[ofa-general] [RFC] XRC -- make receiving XRC QP independent of any one user process

Fri Dec 21 00:31:59 PST 2007

On Thursday 20 December 2007 18:24, Tang, Changqing wrote:
>        If I have a MPI server processes on a node, many other MPI client processes will dynamically
> connect/disconnect with the server. The server use same XRC domain.
> 
>         Will this cause accumulating the "kernel" QP for such application ? we want the server to run 365 days
> a year.

Yes, it will.  I have no way of knowing when a given receiving XRC QP is no longer needed -- 
except when the domain it belongs to is finally closed.

I don't see that adding a userspace "destroy" verb for this QP will help:

The only one who actually knows that the XRC QP is no longer required is the userspace process which created
the QP at the remote end of the RC connection of the receiving XRC QP.

This remote process can only send a request to destroy the QP to some local process (via its own private protocol).
However, you pointed out that the process which originally created the QP may not be around any more (this was the
source of the problem which led to the RFC in this thread) -- and sending the destroy request to all the remote
processes on that node which it communicates with is REALLY ugly.

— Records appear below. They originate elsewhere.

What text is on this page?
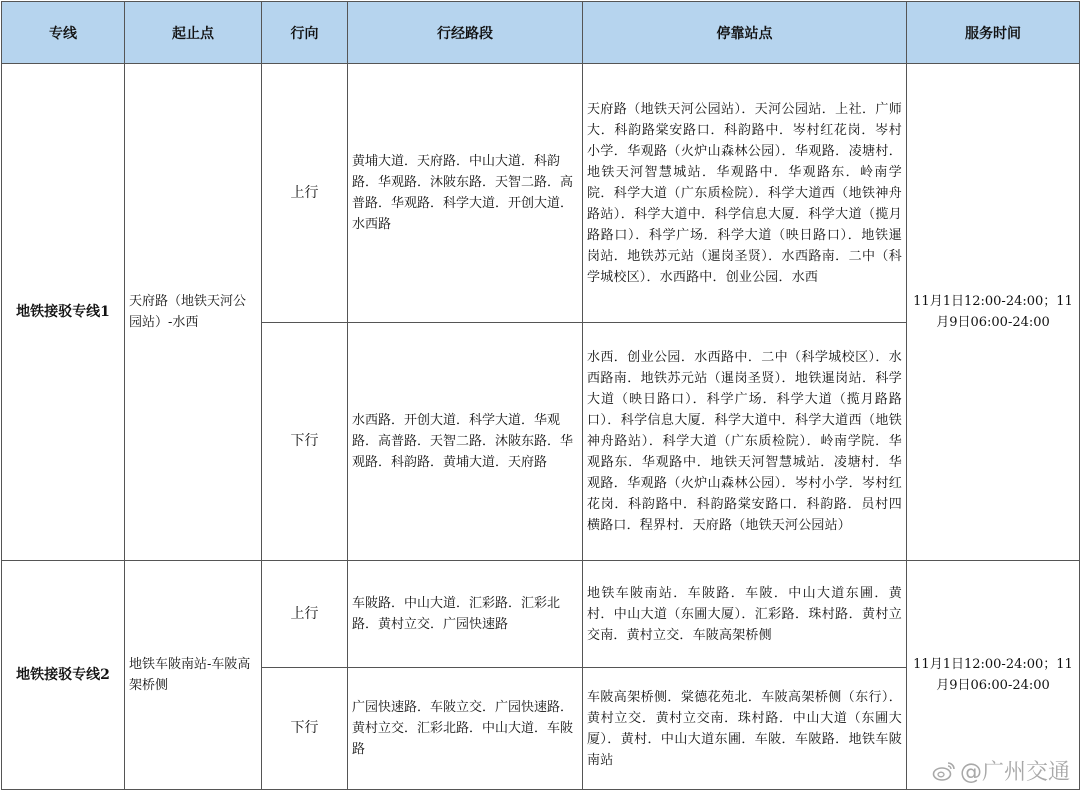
专线	起止点	行向	行经路段	停靠站点	服务时间
地铁接驳专线1	天府路（地铁天河公园站）-水西	上行	黄埔大道．天府路．中山大道．科韵路．华观路．沐陂东路．天智二路．高普路．华观路．科学大道．开创大道．水西路	天府路（地铁天河公园站）．天河公园站．上社．广师大．科韵路棠安路口．科韵路中．岑村红花岗．岑村小学．华观路（火炉山森林公园）．华观路．凌塘村．地铁天河智慧城站．华观路中．华观路东．岭南学院．科学大道（广东质检院）．科学大道西（地铁神舟路站）．科学大道中．科学信息大厦．科学大道（揽月路路口）．科学广场．科学大道（映日路口）．地铁暹岗站．地铁苏元站（暹岗圣贤）．水西路南．二中（科学城校区）．水西路中．创业公园．水西	11月1日12:00-24:00；11月9日06:00-24:00
		下行	水西路．开创大道．科学大道．华观路．高普路．天智二路．沐陂东路．华观路．科韵路．黄埔大道．天府路	水西．创业公园．水西路中．二中（科学城校区）．水西路南．地铁苏元站（暹岗圣贤）．地铁暹岗站．科学大道（映日路口）．科学广场．科学大道（揽月路路口）．科学信息大厦．科学大道中．科学大道西（地铁神舟路站）．科学大道（广东质检院）．岭南学院．华观路东．华观路中．地铁天河智慧城站．凌塘村．华观路．华观路（火炉山森林公园）．岑村小学．岑村红花岗．科韵路中．科韵路棠安路口．科韵路．员村四横路口．程界村．天府路（地铁天河公园站）	
地铁接驳专线2	地铁车陂南站-车陂高架桥侧	上行	车陂路．中山大道．汇彩路．汇彩北路．黄村立交．广园快速路	地铁车陂南站．车陂路．车陂．中山大道东圃．黄村．中山大道（东圃大厦）．汇彩路．珠村路．黄村立交南．黄村立交．车陂高架桥侧	11月1日12:00-24:00；11月9日06:00-24:00
		下行	广园快速路．车陂立交．广园快速路．黄村立交．汇彩北路．中山大道．车陂路	车陂高架桥侧．棠德花苑北．车陂高架桥侧（东行）．黄村立交．黄村立交南．珠村路．中山大道（东圃大厦）．黄村．中山大道东圃．车陂．车陂路．地铁车陂南站		@广州交通
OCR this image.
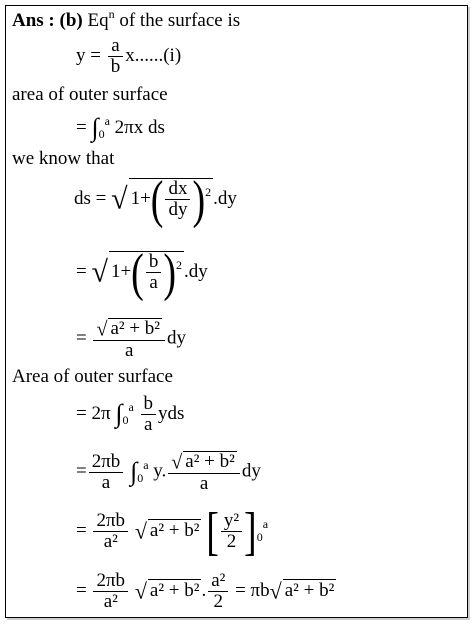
Ans : (b) Eq$^n$ of the surface is
$y = \frac{a}{b} x......(i)$
area of outer surface
= $\int_0^a$ 2πx ds
we know that
ds = √ $1+( \frac{dx}{dy} )^2$ .dy
= √ $1+( \frac{b}{a} )^2$ .dy
= $\frac{\text{√ a² + b²}}{a}$ dy
Area of outer surface
= 2π $\int_0^a \frac{b}{a}$ yds
= $\frac{2\pi b}{a} \int_0^a$ y. $\frac{\text{√ a² + b²}}{a}$ dy
= $\frac{2\pi b}{\text{a²}}$ √ a² + b² [ $\frac{\text{y²}}{2} ]_0^a$
= $\frac{2\pi b}{\text{a²}}$ √ a² + b² . $\frac{\text{a²}}{2} = \pi b√$ a² + b²
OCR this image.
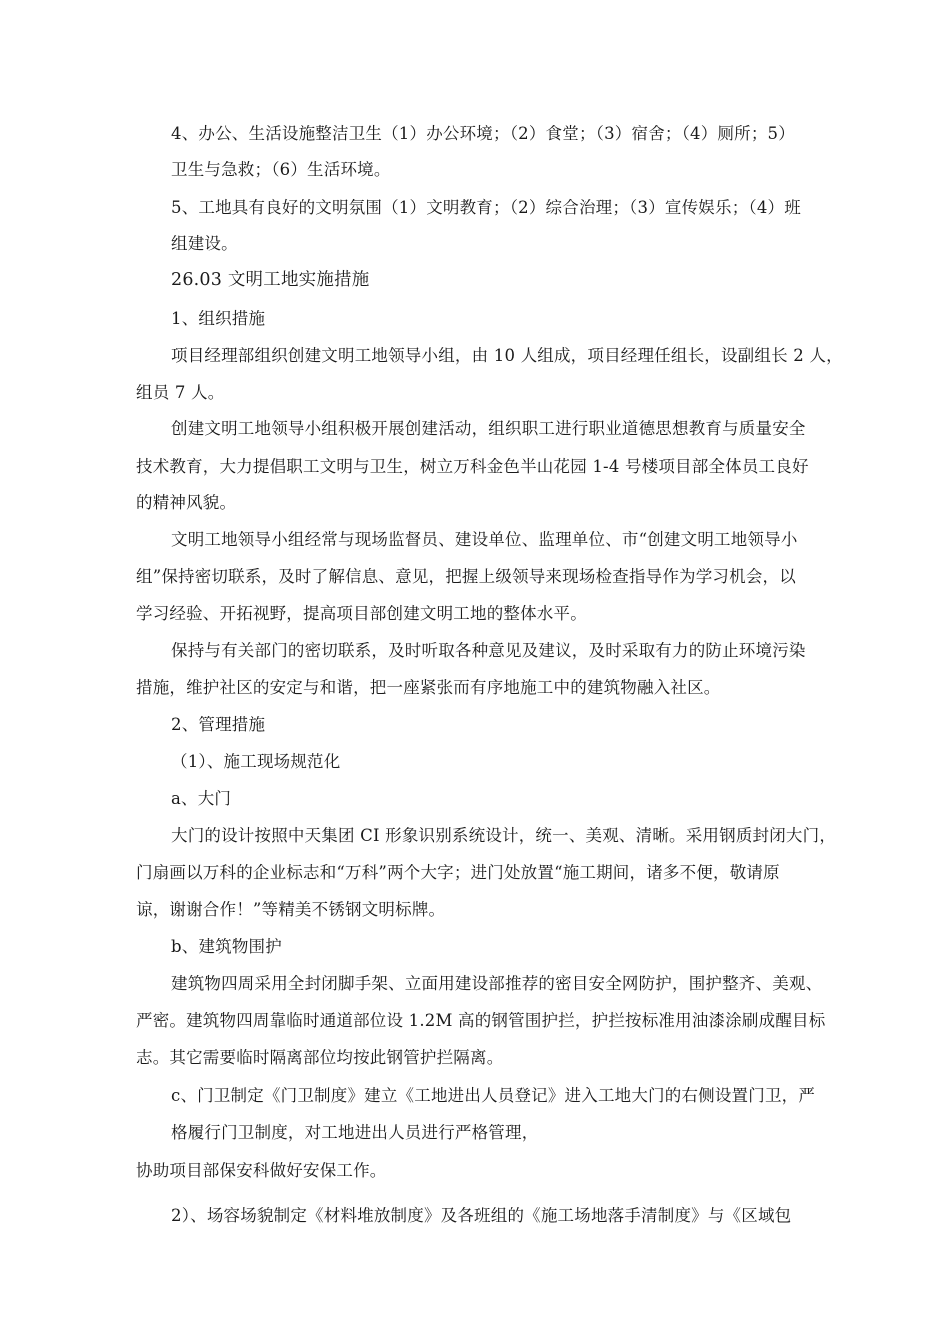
4、办公、生活设施整洁卫生（1）办公环境；（2）食堂；（3）宿舍；（4）厕所；5）
卫生与急救；（6）生活环境。
5、工地具有良好的文明氛围（1）文明教育；（2）综合治理；（3）宣传娱乐；（4）班
组建设。
26.03 文明工地实施措施
1、组织措施
项目经理部组织创建文明工地领导小组，由 10 人组成，项目经理任组长，设副组长 2 人，
组员 7 人。
创建文明工地领导小组积极开展创建活动，组织职工进行职业道德思想教育与质量安全
技术教育，大力提倡职工文明与卫生，树立万科金色半山花园 1-4 号楼项目部全体员工良好
的精神风貌。
文明工地领导小组经常与现场监督员、建设单位、监理单位、市“创建文明工地领导小
组”保持密切联系，及时了解信息、意见，把握上级领导来现场检查指导作为学习机会，以
学习经验、开拓视野，提高项目部创建文明工地的整体水平。
保持与有关部门的密切联系，及时听取各种意见及建议，及时采取有力的防止环境污染
措施，维护社区的安定与和谐，把一座紧张而有序地施工中的建筑物融入社区。
2、管理措施
（1）、施工现场规范化
a、大门
大门的设计按照中天集团 CI 形象识别系统设计，统一、美观、清晰。采用钢质封闭大门，
门扇画以万科的企业标志和“万科”两个大字；进门处放置“施工期间，诸多不便，敬请原
谅，谢谢合作！”等精美不锈钢文明标牌。
b、建筑物围护
建筑物四周采用全封闭脚手架、立面用建设部推荐的密目安全网防护，围护整齐、美观、
严密。建筑物四周靠临时通道部位设 1.2M 高的钢管围护拦，护拦按标准用油漆涂刷成醒目标
志。其它需要临时隔离部位均按此钢管护拦隔离。
c、门卫制定《门卫制度》建立《工地进出人员登记》进入工地大门的右侧设置门卫，严
格履行门卫制度，对工地进出人员进行严格管理，
协助项目部保安科做好安保工作。
2）、场容场貌制定《材料堆放制度》及各班组的《施工场地落手清制度》与《区域包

I'm not familiar with MPI, so this may be a silly question: Can the MPI server process create a 
new domain for each client process, and destroy that domain when the client process is done
(i.e., is this MPI server process a supervisor of resources for distributed computations 
(but is not a participant in these computations)?).

(Actually, what I'm asking -- is it possible to allocate a new XRC domain for a distributed computation, and destroy
that domain at the end of that computation?)

-- Jack